MTA Considering No Trash Bins on Subway Platforms

Riders balk, fear eliminating bins will make platforms dirtier

New York City is considering a plan to remove all trash cans from some subway platforms -- a move many straphangers fear will make the stations even dirtier.      

The Metropolitan Transportation Authority has been testing the plan at two stations for the last two weeks: The Main Street station on the No. 7 line in Flushing, Queens, and the Eighth Street N and R station in Manhattan.      

The MTA says it's an experiment to see how much it can reduce the amount of refuse it picks up in the stations in a given month.

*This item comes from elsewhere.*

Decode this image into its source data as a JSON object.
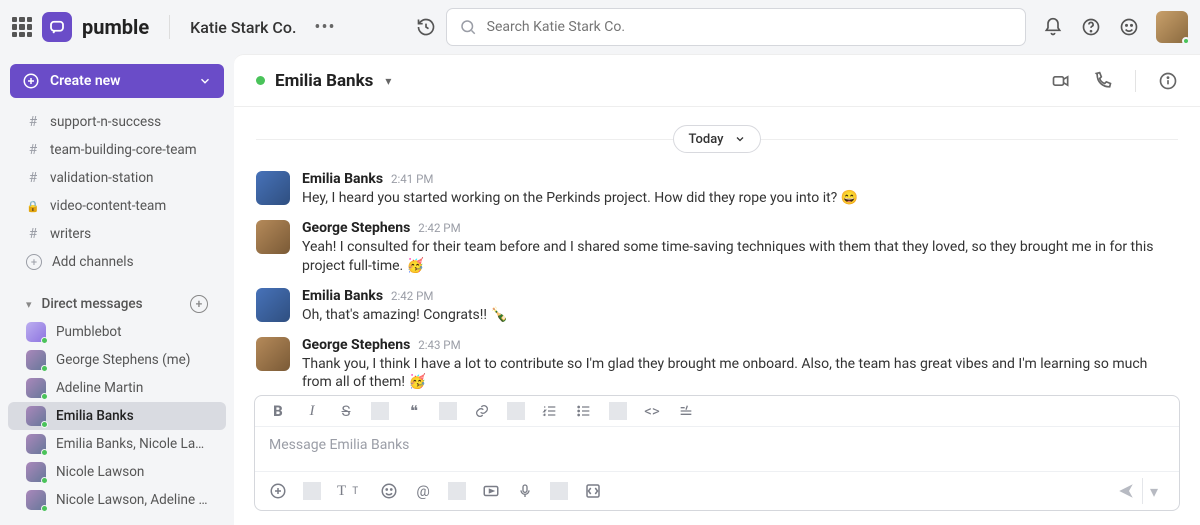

If it is successful, it may expand the program to some other stations.    
 
The MTA says the two-month no-bin experiment is being tried because the agency has more trash than it can handle at its 468 subway stations. Crews remove about 8,500 trash bags daily from stations, according to the Daily News.   

The hope is that riders will toss out their trash before they get down to the subway platform.       

However, riders at the stations in the pilot program tell the News they've seen garbage piling up on the platforms without garbage cans.

Others fear straphangers will just end up tossing their unwanted trash on the ground rather than lug it around until they find a bin.

Straphanger advocates don't support the pilot program.
     
"NYC Transit doesn't have the money to keep stations clean. So even a ridiculous idea sounds good to them," Gene Russianoff of the Straphangers Campaign told the News.